A detailed physical exam is necessary in all patients with BRUE. Special attention should be paid to: vital signs (especially oxygen saturation), subtle signs of trauma (bruising, lack of extremity use, bulging fontanel), growth (height, weight, head circumference), appropriate developmental status/reflexes for age, distress (respiratory difficulty/obstruction, sweating with feeds) or any signs of congenital abnormalities (dysmorphism, tone).
If the history and physical do not suggest a probable etiology (idiopathic BRUE), then the description of the event and concerning risk factors should be considered in order to determine further investigation of the infant. A systemic review concluded that for well-appearing infants where the H&P did not suggest a specific diagnosis or that the event was life-threatening; routine laboratory testing OR testing for gastroesophageal reflux is unlikely to assist in diagnosis or management. However, if the event appeared to be life-threatening or the patient has high risk factors, further laboratory workup and admission may be beneficial.
H&P alone establishes a diagnosis in 21 percent of cases, with diagnosis confirmed in an additional 49 percent with testing. However, of all tests ordered only 18 percent were positive with 6 percent contributing to the diagnosis.
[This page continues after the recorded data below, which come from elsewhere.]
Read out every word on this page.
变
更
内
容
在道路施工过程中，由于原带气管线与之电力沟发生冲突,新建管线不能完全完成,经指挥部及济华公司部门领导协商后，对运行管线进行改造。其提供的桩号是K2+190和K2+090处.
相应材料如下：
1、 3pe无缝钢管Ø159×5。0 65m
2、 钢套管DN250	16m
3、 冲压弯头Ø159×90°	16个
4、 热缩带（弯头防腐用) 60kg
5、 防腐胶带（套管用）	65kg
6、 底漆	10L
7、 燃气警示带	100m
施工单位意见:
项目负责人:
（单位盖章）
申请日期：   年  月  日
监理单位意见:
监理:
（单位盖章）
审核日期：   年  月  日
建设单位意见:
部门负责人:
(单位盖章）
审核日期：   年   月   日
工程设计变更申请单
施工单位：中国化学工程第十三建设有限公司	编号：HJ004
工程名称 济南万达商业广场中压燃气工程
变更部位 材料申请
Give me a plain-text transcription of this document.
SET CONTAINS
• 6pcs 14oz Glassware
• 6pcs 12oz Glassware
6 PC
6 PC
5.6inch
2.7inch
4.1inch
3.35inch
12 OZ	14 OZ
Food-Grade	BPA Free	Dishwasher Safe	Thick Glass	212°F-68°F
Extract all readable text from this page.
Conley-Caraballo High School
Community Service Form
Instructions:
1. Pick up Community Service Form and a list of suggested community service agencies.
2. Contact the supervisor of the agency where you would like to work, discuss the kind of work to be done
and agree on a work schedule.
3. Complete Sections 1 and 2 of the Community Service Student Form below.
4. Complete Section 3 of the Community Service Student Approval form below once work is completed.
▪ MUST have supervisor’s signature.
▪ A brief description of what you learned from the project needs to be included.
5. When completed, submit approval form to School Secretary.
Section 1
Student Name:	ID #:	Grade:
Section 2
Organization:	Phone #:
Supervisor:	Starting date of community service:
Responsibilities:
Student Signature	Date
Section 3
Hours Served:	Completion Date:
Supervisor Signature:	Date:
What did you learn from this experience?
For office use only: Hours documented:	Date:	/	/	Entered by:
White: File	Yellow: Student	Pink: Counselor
Hospital admission of infants with signs of physiologic compromise or high risk factors may be useful as further events may be identified through monitoring in the hospital. This is not necessary for a majority of infants with BRUE who have shown not concerns on history, physical and laboratory testing. A clinical decision rule found 3 variables (obvious need for admission, significant medical history,>1 apparent life-threatening event in 24 hours) that identified most but not all infants with apparent life-threatening events necessitating admission.
In addition home monitoring has not shown to benefit patients with benign H&Ps and initial workup.